One night several weeks ago, I finally respond to the dozens of texts from friends and colleagues asking how they can help. I reply that it would be wonderful if we could humanize the COVID-19 experience, and maybe tablets could help the hospital experience be less. Within 48 h, donors send close to a thousand iPads, and we immediately form a taskforce to operationalize their use, connecting them to patients across the emergency rooms and medical floors.

Over the past few weeks, tablets have become a portal for human connection. Before COVID-19, I would flinch when new technology was introduced. Each technological rollout seemed to distract me from patients—more electronic medical documentation and unwieldy discharge procedures. Now, technology was restoring our ability to connect.

The primary use of the tablets has been to connect patients to their loved ones who cannot visit them in the hospital. Conversations are life-giving and range from uneventful chit-chat to intimate conversations among critically ill patients and their families. In a recent example, a feisty 90-year-old patient with a career in science FaceTimed her son, who was far away but desperately wanted to see his mom. She had never used an iPad and was irritable asking the staff why they insisted she try it. But when she saw her son’s face, they both beamed. They bantered for several minutes, and then she abruptly said “I talk with you and now I am done, goodbye” and pushed the red disconnect button. The room filled with laughter—the commodity in shorter supply than PPE. In another example, a newly married, young man was becoming sicker. We connected him to his wife just before he was to be intubated to rest his lungs. There were not many words as we all felt our eyes swell with tears and left them to speak privately. My most tender moment was connecting a medical colleague at another hospital with her elderly grandmother. The grandmother’s health was deteriorating, and we were no longer able to supply her with enough oxygen to feed her body. She was adamant about not wanting to be on a ventilator. The moment had come to shift our efforts from treatment to comfort. I found a tablet, dialed her granddaughter’s number and put her face beside her beloved babushka. They gasped “I-love-you’s” and cherished phrases in what would be the last moments of lucid conversation.
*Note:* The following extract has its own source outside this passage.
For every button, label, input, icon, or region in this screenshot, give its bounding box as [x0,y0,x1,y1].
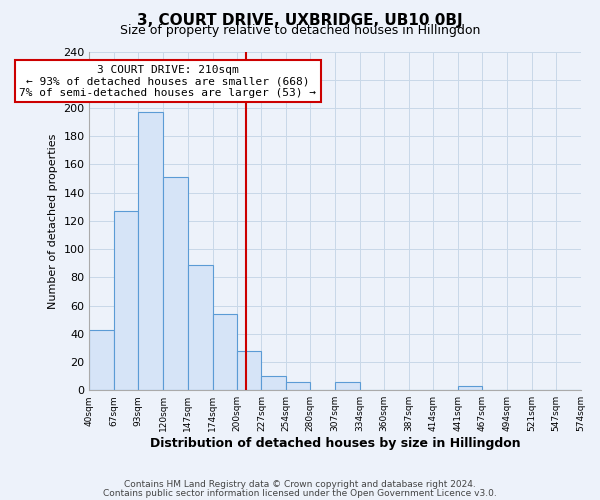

Our practice now includes bringing each of my patients a tablet, which I use to check in with them throughout the day. They get to see my unmasked face as we talk thoroughly about the prognosis and care plan. They give me real-time information about their health status by showing me their oxygen saturations. Other times, we just talk about the weather or which of our favorite restaurants will be open after all of this is over. No matter the subject matter, these calls make me feel like a doctor again. They enhance my relationships with patients and provide a semblance of the missing in-person human connection.

We also use the tablets to have sensitive discussions with patients and their families about critical care decisions and goals of care. Patients often want their health care proxy and families to help them decide what to do should they become sicker. The discussions are complex, emotional, and pivot on the ability to communicate values. Faces and body language speak volumes. We are able to talk about what matters most, human to human.

Tablets by no means replace human touch. Yet in the alternate universe that has become the day-to-day practice of medicine during COVID-19, they have restored some of the humanism otherwise lost. We find ourselves giddy to show the patient how to connect with their loved ones and feel relief when relatives answer and the pixels converge into human faces. The tone in our offices where doctors huddle between rounds for coffee and writing notes is not without darker moments, but there is now room for some small talk and laughter. We find ourselves sharing the human stories of our patients and their families. It does not wipe away the bleakness and exhaustion of the COVID-19 shifts, but it does feel like a bit of relief poking through the gray.